WebNovelJuNi92.86%

Malas

Sudah satu bulan berlalu sejak semester dua dimulai. Semester genap yang menjadi awal pertemuan Arjuna dengan Sani. Arjuna semakin dekat dengan Sani setiap harinya, sampai-sampai, Arjuna sudah terbiasa dengan kedatangan Sani dalam hidupnya dan tidak lagi merasa risih jika Sani berada di sampingnya.

Berbicara tentang semester dua, SMA Islam An-Nuur mempunyai kebiasaan yang sedikit berbeda. Di semester dua ini SMA Islam An-Nuur akan menjadi tempat untuk Praktik Pengalaman Lapangan (PPL) bagi mahasiswa Fakultas Tarbiyyah atau Fakultas Ilmu Keguruan dan Pendidikan yang akan menyelesaikan studinya.

Mahasiswa yang akan melakukan Praktik Pengalaman Lapangan di SMA Islam An-Nuur berasal dari institut islam milik yayasan yang menaungi SMA Islam An-Nuur. Karena hanya ada jurusan berbasis islam di institut itu, maka, para mahasiswa yang melakukan praktik di SMA Islam An-Nuur hanya akan mengajarkan pelajaran-pelajaran berbasis islam yang sesuai dengan jurusannya.

Tidak hanya di SMA Islam An-Nuur, tapi semua sekolah yang dinaungi oleh yayasan An-Nuur akan menjadi tempat untuk melakukan Praktik Pengalaman Lapangan.

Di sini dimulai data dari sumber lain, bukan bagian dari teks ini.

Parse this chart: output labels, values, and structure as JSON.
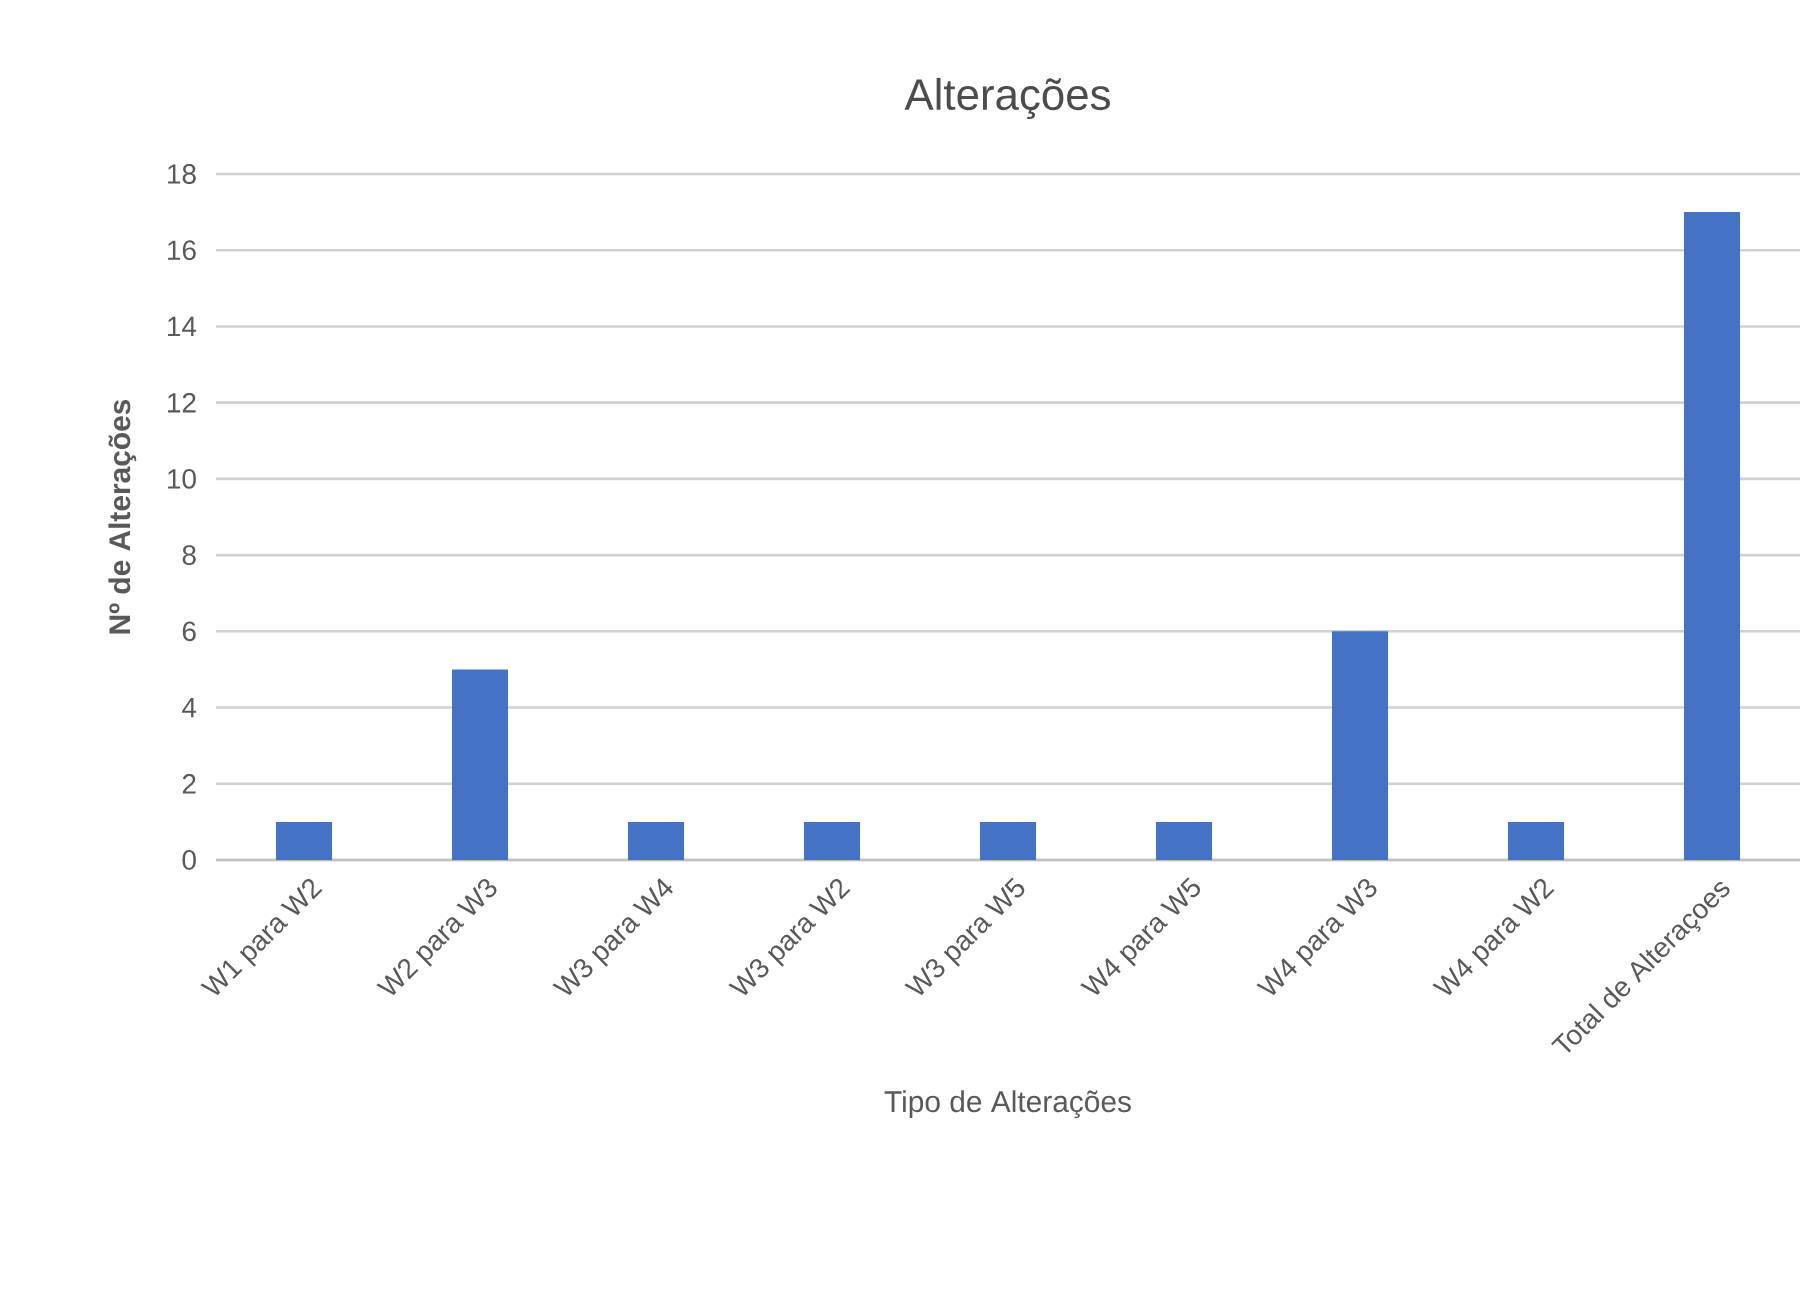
{
  "chart_data": {
    "type": "bar",
    "title": "Alterações",
    "xlabel": "Tipo de Alterações",
    "ylabel": "Nº de Alterações",
    "categories": [
      "W1 para W2",
      "W2 para W3",
      "W3 para W4",
      "W3 para W2",
      "W3 para W5",
      "W4 para W5",
      "W4 para W3",
      "W4 para W2",
      "Total de Alteraçoes"
    ],
    "values": [
      1,
      5,
      1,
      1,
      1,
      1,
      6,
      1,
      17
    ],
    "color": "#4472c4",
    "ylim": [
      0,
      18
    ],
    "yticks": [
      0,
      2,
      4,
      6,
      8,
      10,
      12,
      14,
      16,
      18
    ],
    "grid": "y"
  }
}
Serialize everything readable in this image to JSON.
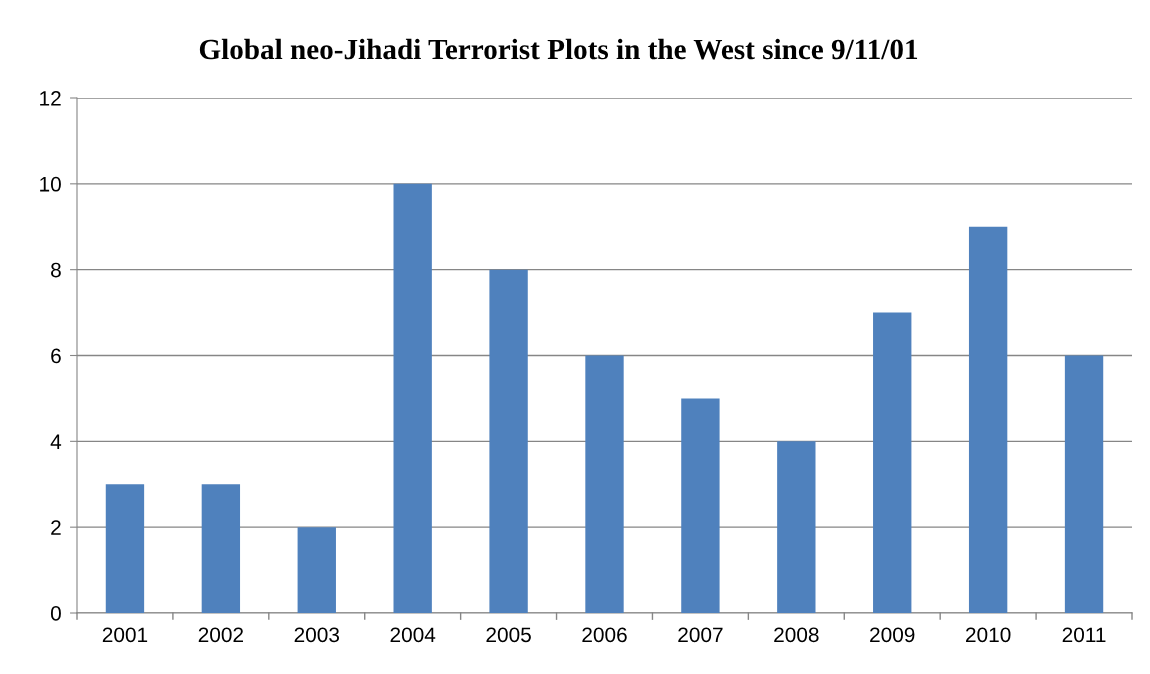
{
  "chart_data": {
    "type": "bar",
    "title": "Global neo-Jihadi Terrorist Plots in the West since 9/11/01",
    "categories": [
      "2001",
      "2002",
      "2003",
      "2004",
      "2005",
      "2006",
      "2007",
      "2008",
      "2009",
      "2010",
      "2011"
    ],
    "values": [
      3,
      3,
      2,
      10,
      8,
      6,
      5,
      4,
      7,
      9,
      6
    ],
    "color": "#4f81bd",
    "ylim": [
      0,
      12
    ],
    "yticks": [
      0,
      2,
      4,
      6,
      8,
      10,
      12
    ],
    "grid": "y",
    "legend": false
  }
}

Hal ini membuat Arjuna ingin tahu, seberapa siapnya para mahasiswa PPL untuk menjadi guru. Karena mahasiswa yang menjalani PPL berasal dari yayasan yang sama dengan sekolah yang ditempati oleh Arjuna, seharusnya para mahasiswa PPL itu sudah tahu seberapa nakalnya siswa yang menempuh pendidikan di SMA Islam An-Nuur. Terutama kelas X IPA 5, yang dijuluki sebagai kelas anak-anak nakal.

Minggu ini menjadi minggu pertama para mahasiswa PPL memasuki kelas untuk mengajar.

“Assalamu’alaikum warahmatullahi wabarakatuh” ucap seorang mahasiswi yang sedang berdiri di depan papan tulis kelas X IPA 5.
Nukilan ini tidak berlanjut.